I clearly have an awesome gift.

Do not make me angry.

Unfortunately, this awesome gift did not extend to persuading the sales infant to take my word of honour to pay for the van when I returned it. Even when I offered my £10 digital watch as security. After pleading, bowing and scraping, he agreed to take the payment from my debit card, subject to a 2,000 NZ dollar additonal bond. I was ready to haggle, but with Clare's head in her hands and the look in his teenage eye saying his coffee break was near and if the deal wasn't done by then, we would be walking around New Zealand for the next three weeks, I capitulated.

Leaving the airport on Route 1 from Auckland, I vented my frustration on a cloud of passing butterflies with my newly acquired windscreen of death.

Feeling slightly better for it, we began the journey up an extreme gravel mountain road from Tapu to Coroglen, with ravines falling away to the left and rock faces to the right. For two hours the camper van slid and fish tailed on the shale road. I wrestled to control the wheel while reading the small print in the insurance clause of the hire agreement, noting with dismay that only death on tarmac was covered.

After sanwiches at Tauraru, we stopped at the Coraglen Water Gardens.
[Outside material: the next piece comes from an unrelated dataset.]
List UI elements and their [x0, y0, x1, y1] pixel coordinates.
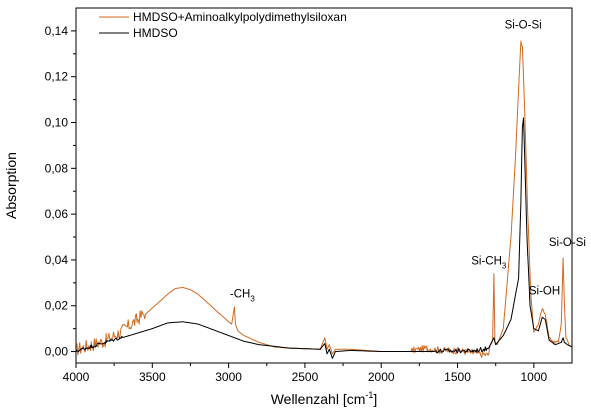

After the wettest February on record, landslips had washed out many of the paths, as we were to discover had happened all along the coast ahead of us.

We stopped at Thames for provisions and paused for the brief amusement of signs advertising the 'Thames Tug Off' before pressing on to the highlight of the day, Hotwater Beach.

For the last 7 million years, aquifers have risen through subteranean thermal vents causing scalding water to surface in the sand.

For two hours and five NZ dollars we hired a spade and dug a watery hole in the famous beach. By careful adjustment of the hot and cold veins of water that flow through the sand, using dams and trenches, a comfortable bath temperature can be achieved by the experienced bather. For the novices like us, the experience consisted of brief moments of tranquility, interspersed by scalded yelps and icy blasts. As we became more canny, stealing other people's temperate water supplies became the best strategy for moderating the freeze-boil cycle.

Pink in the middle and blue at the edges, we decanted to the camper van, thrilled with our first day on the road.